Conclusions, if any are possible
This piece may come across as if I’m willing MyFC to fail. I’m not, not least because it’ll be the fans who were there long before the internet was invented who’ll have to pick up the pieces if it does all go wrong. When MyFC was conceived it sounded like a great idea and an interesting experiment, but converting a great idea into a great reality isn’t always easy, and there are many unanswered questions and potential pitfalls that mean I’m sceptical of whether the scheme, in its present format, will succeed in the long-term (in the short-term it may well be successful, as long as Ebbsfleet the club continue to be so).
There’s also no doubt, reading many fans testimonies, that many MyFC members, especially those living abroad, have really taken the Kent club to their hearts and Fleet have definitely gained some fans for life out of this, and these are the fans likely to stay with the club even if MyFC doesn’t succeed.

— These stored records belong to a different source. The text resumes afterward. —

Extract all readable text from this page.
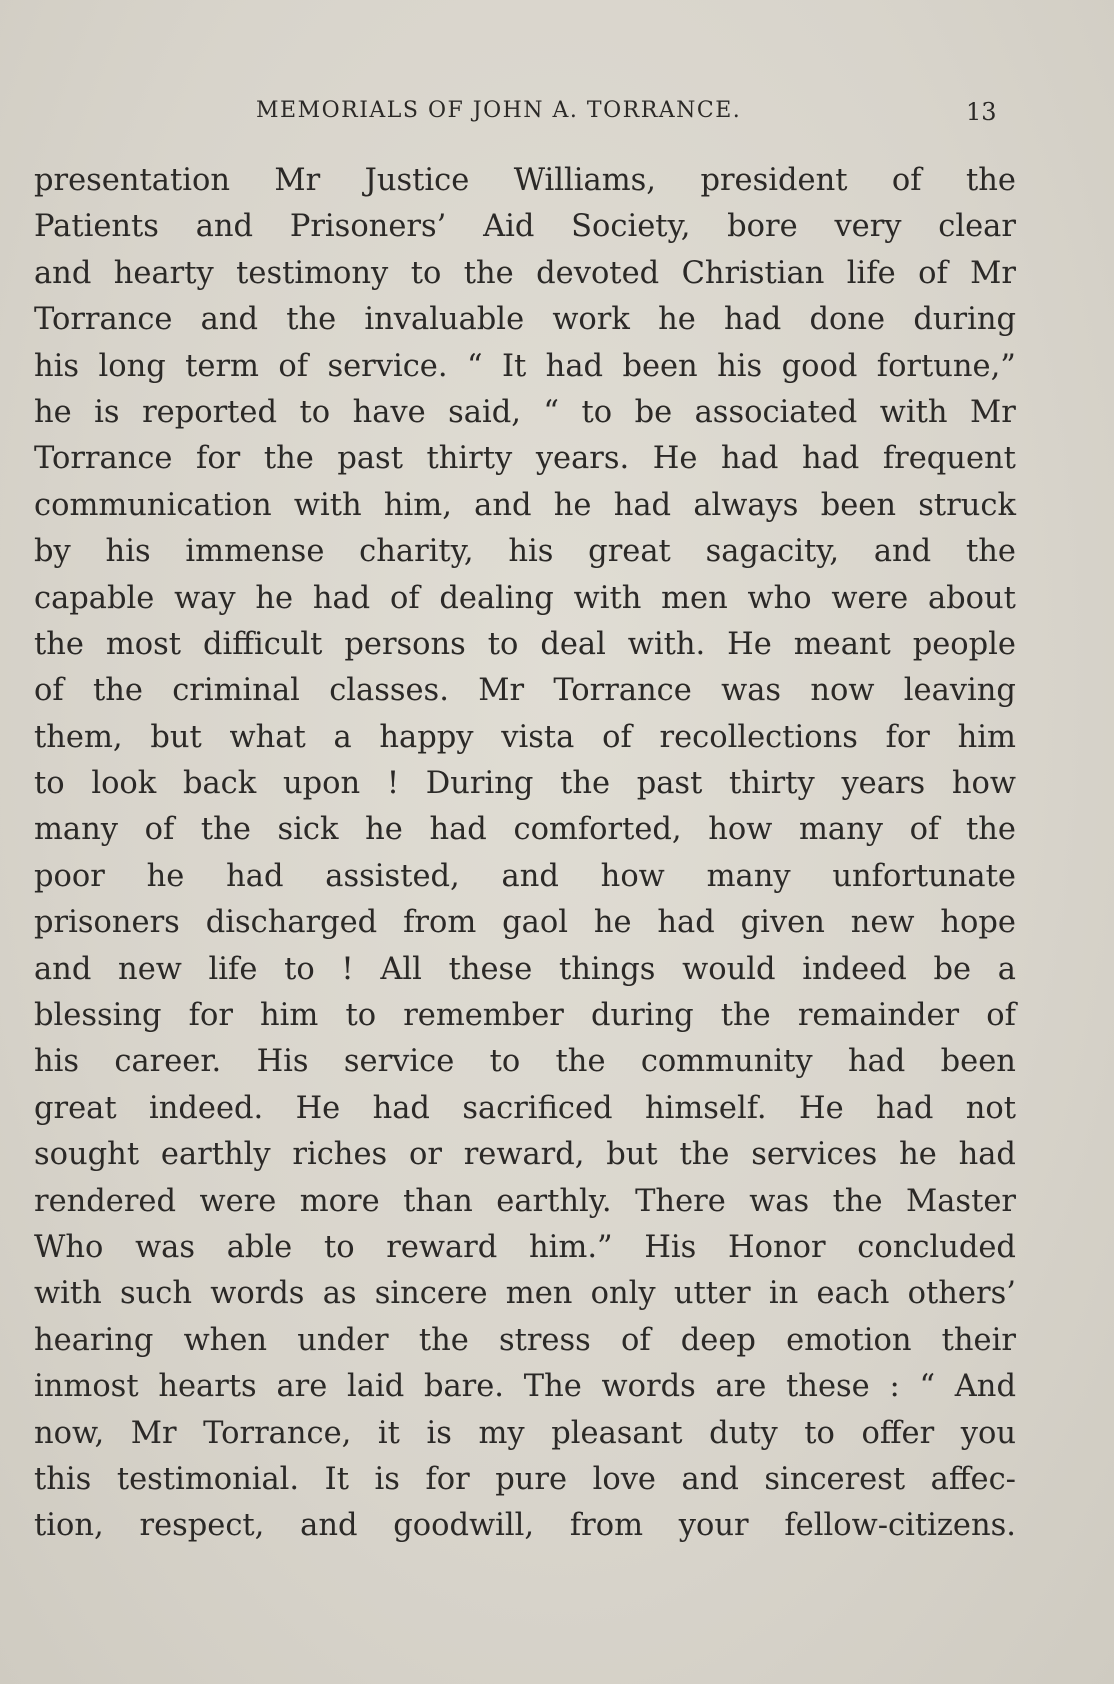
MEMORIALS OF JOHN A. TORRANCE.	13
presentation Mr Justice Williams, president of the
Patients and Prisoners’ Aid Society, bore very clear
and hearty testimony to the devoted Christian life of Mr
Torrance and the invaluable work he had done during
his long term of service. “ It had been his good fortune,”
he is reported to have said, “ to be associated with Mr
Torrance for the past thirty years. He had had frequent
communication with him, and he had always been struck
by his immense charity, his great sagacity, and the
capable way he had of dealing with men who were about
the most difficult persons to deal with. He meant people
of the criminal classes. Mr Torrance was now leaving
them, but what a happy vista of recollections for him
to look back upon ! During the past thirty years how
many of the sick he had comforted, how many of the
poor he had assisted, and how many unfortunate
prisoners discharged from gaol he had given new hope
and new life to ! All these things would indeed be a
blessing for him to remember during the remainder of
his career. His service to the community had been
great indeed. He had sacrificed himself. He had not
sought earthly riches or reward, but the services he had
rendered were more than earthly. There was the Master
Who was able to reward him.” His Honor concluded
with such words as sincere men only utter in each others’
hearing when under the stress of deep emotion their
inmost hearts are laid bare. The words are these : “ And
now, Mr Torrance, it is my pleasant duty to offer you
this testimonial. It is for pure love and sincerest affec-
tion, respect, and goodwill, from your fellow-citizens.
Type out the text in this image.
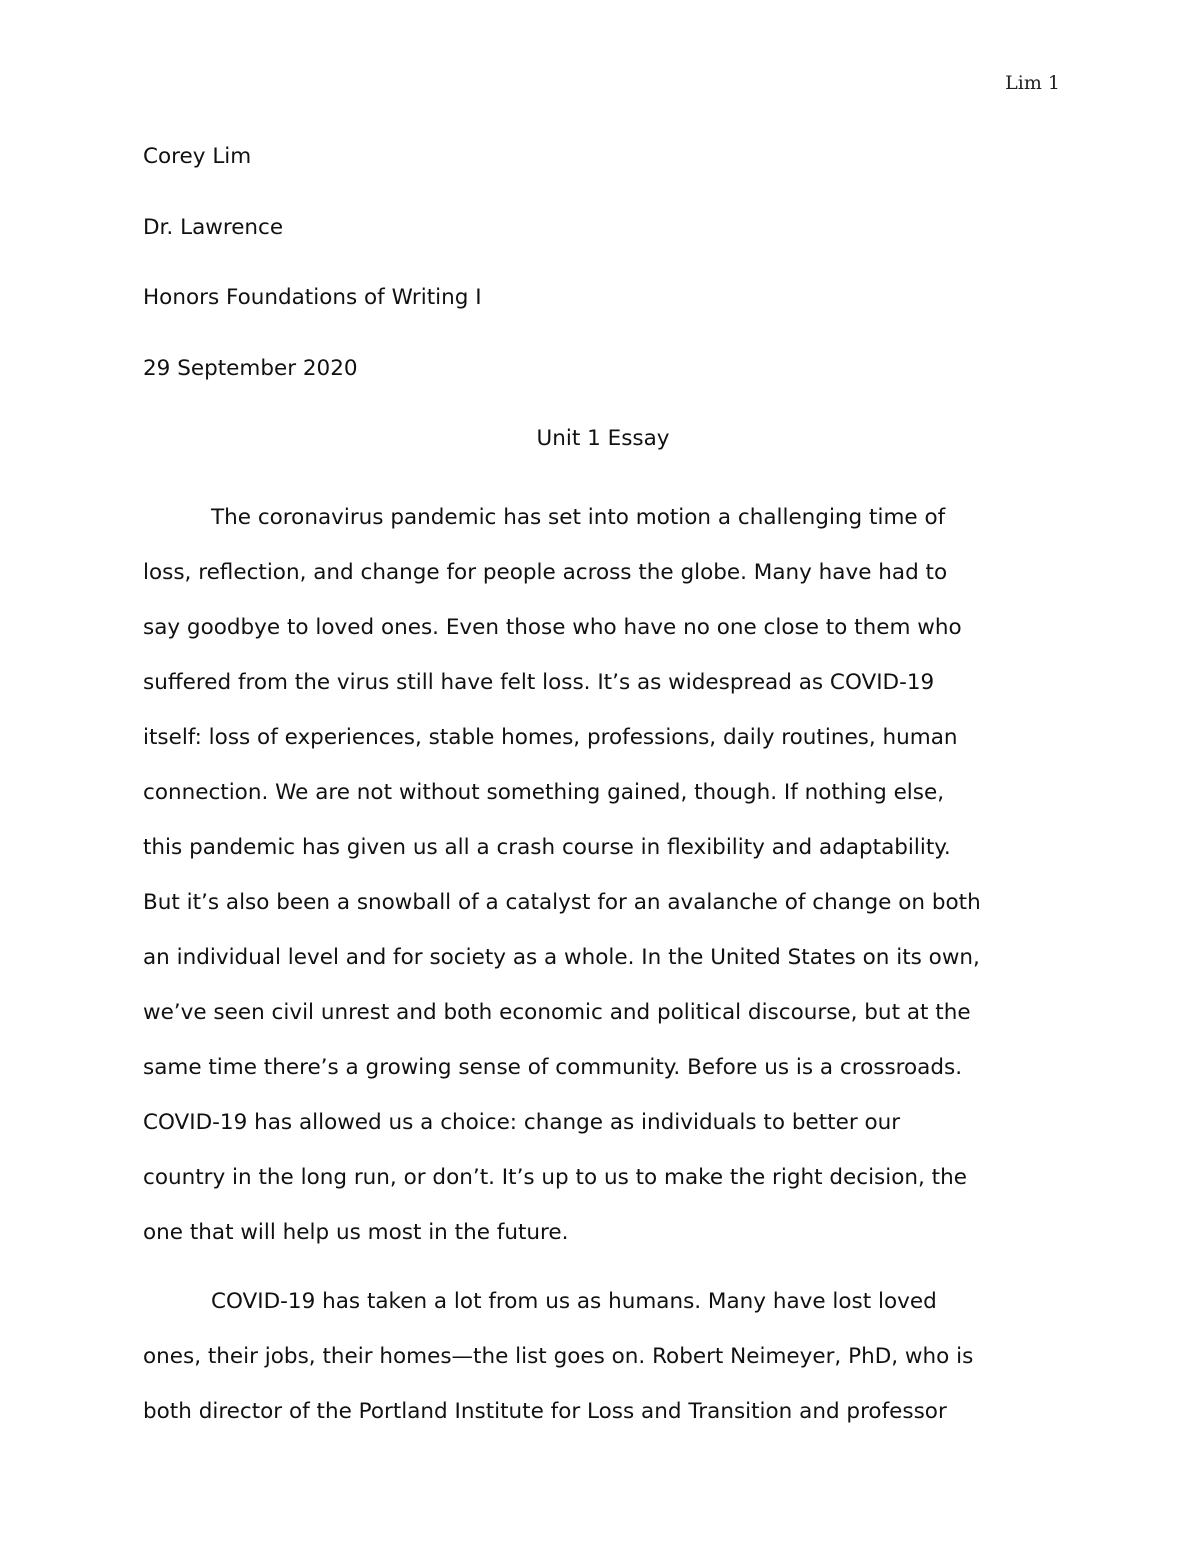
Lim 1
Corey Lim
Dr. Lawrence
Honors Foundations of Writing I
29 September 2020
Unit 1 Essay
The coronavirus pandemic has set into motion a challenging time of
loss, reflection, and change for people across the globe. Many have had to
say goodbye to loved ones. Even those who have no one close to them who
suffered from the virus still have felt loss. It’s as widespread as COVID-19
itself: loss of experiences, stable homes, professions, daily routines, human
connection. We are not without something gained, though. If nothing else,
this pandemic has given us all a crash course in flexibility and adaptability.
But it’s also been a snowball of a catalyst for an avalanche of change on both
an individual level and for society as a whole. In the United States on its own,
we’ve seen civil unrest and both economic and political discourse, but at the
same time there’s a growing sense of community. Before us is a crossroads.
COVID-19 has allowed us a choice: change as individuals to better our
country in the long run, or don’t. It’s up to us to make the right decision, the
one that will help us most in the future.
COVID-19 has taken a lot from us as humans. Many have lost loved
ones, their jobs, their homes—the list goes on. Robert Neimeyer, PhD, who is
both director of the Portland Institute for Loss and Transition and professor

But for the project to get anywhere, the issue of voting has to be addressed and, painful as it may seem to those who took the principle to heart, perhaps even dropped for the majority of on-the-pitch activities. Being fan-owned does not necessarily mean getting involved at every last detail, but making a real difference to the club’s infrastructure. Stockport, Exeter, and AFC Wimbeldon are all fan-owned and have all gained promotion this season, while Swansea have significant fan-input. The Supporters’ Trust model isn’t perfect but it’s one the MyFC owners and members should be looking careful at if they need to refine their plans.
In an email to the fans just after January, Daish wrote of the difference MyFC had made to the club in terms of injecting funds into the playing budgets, buying new training kit and expanding Ebbsfleet’s work within the local community. If the club is going to move forward then it is these behind the scenes and off the field activities that will be key to any future Ebbsfleet success, and where the money and votes can make a real difference.
My Football CLub and Ebbsfleet’s FA Trophy win wasn’t a victory for fan power – the website, in their most basic terms was no different from any outside owner who buys into a football club and makes the changes they, as an owner, want. Fleet may be fan-owned but they are not owned by their fans, but that gap can be bridged and MyFC aren’t your ordinary owner. The input they have could be positive and next season the website could make a real difference to how Ebbsfleet is run. Whether that will be for better or for worse – and whether it will becoming anything other than a curiosity in the annals of football – remains to be seen.